Le cinéma a suivi le mouvement. Les droits
d’adaptation des romans des deux principaux auteurs,
Xu Lei (徐磊)
et Zhang Muye (张牧野),
ont été achetés par plusieurs sociétés de
production. Les films adaptés de la série de Zhang
Muye « Ghost Blows out the Light » (Gui chuideng
《鬼吹灯》)
sont les premiers à avoir été réalisés, mais c’est
celui de
Lu Chuan (陆川),
produit par China Film, qui est sorti le premier,
pour la Fête nationale chinoise en 2015 :
« Chronicles of the Ghostly Tribe » (《鬼吹灯之九层妖塔》).
Chronicles of the
Ghostly Tribe
Le film a, comme prévu, attiré les fans des romans et été un
succès commercial, bien que les critiques aient été
mitigées. Il est cependant différent du roman initial. C’est
le premier grand film commercial de Lu Chuan, son opus
précédent,
« The
Last Supper » (《王的盛宴》),
ayant été un échec car trop « intellectuel » pour une époque
qui demande de l’action, du suspense et de la 3D. Il tend à
montrer que Lu Chuan est tout à fait capable de s’adapter
sans (trop) perdre de ses qualités, mais il témoigne aussi
des difficultés qu’ont aujourd’hui les meilleurs
réalisateurs à préserver un talent original.

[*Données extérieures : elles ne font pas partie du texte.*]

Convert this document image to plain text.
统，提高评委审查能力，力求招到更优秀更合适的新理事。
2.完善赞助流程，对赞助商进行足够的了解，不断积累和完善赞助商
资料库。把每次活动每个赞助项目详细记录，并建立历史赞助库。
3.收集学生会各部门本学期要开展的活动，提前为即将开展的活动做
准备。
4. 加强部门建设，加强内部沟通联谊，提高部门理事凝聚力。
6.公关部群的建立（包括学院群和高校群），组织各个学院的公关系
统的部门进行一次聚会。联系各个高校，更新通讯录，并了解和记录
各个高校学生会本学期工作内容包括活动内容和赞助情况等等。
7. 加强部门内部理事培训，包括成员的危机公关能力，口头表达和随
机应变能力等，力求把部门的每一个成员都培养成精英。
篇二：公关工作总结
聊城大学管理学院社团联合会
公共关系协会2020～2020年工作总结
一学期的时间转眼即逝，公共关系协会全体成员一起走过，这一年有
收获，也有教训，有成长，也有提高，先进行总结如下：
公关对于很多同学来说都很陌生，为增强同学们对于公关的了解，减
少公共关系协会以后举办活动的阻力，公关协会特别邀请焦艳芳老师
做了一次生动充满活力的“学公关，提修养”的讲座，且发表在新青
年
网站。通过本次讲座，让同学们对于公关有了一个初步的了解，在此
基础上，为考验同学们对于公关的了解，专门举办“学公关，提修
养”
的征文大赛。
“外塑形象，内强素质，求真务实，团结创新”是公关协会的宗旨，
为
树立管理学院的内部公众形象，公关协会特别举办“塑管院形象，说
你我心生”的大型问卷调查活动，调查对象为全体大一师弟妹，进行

Des aventures fantastiques
« Chronicles of the Ghostly Tribe » est adapté du premier
roman de la série des « Ghost Blows out the Light » de Zhang
Muye : « L’ancienne cité du royaume de Jingjue » (《精绝古城》).
Zhang Muye a commencé à le publier sur internet vers le
milieu des années 2000, sous le pseudonyme de Tianxia
Bachang (天下霸唱),
et le succès a été quasi immédiat.
De nouveaux contes de l’étrange
L’histoire est racontée à la première personne par un
personnage du nom de Hu Bayi (胡八一),
ainsi nommé parce qu’il est né un 1er août
(également date de création de l’Armée populaire de
Libération). Il commence par raconter l’histoire de ses
ancêtres, dont son grand-père paternel Hu Guohua (胡国华)
qui était un maître de fengshui, mort au début de la
Révolution culturelle, pour avoir été traîné dans les rues
et persécuté alors qu’il était déjà très âgé.
Hu Bayi avait alors dix-huit ans, l’âge où les jeunes
Chinois de sa génération ont été envoyés dans les coins les
plus reculés du pays, dans le mouvement shangshan
xiaxiang (上山下乡).
Il s’engage dans l’armée et se retrouve posté en Mongolie
intérieure, avec, pour meubler le quotidien, le vieux
grimoire de la famille, ou du moins ce qu’il en reste :
« L’art secret du fengshui par les seize caractères et
le yin-yang » (《十六字阴阳风水秘术》).
Il finit par le connaître par cœur, et cela le sauve d’une
avalanche quand son bataillon est ensuite envoyé au Tibet.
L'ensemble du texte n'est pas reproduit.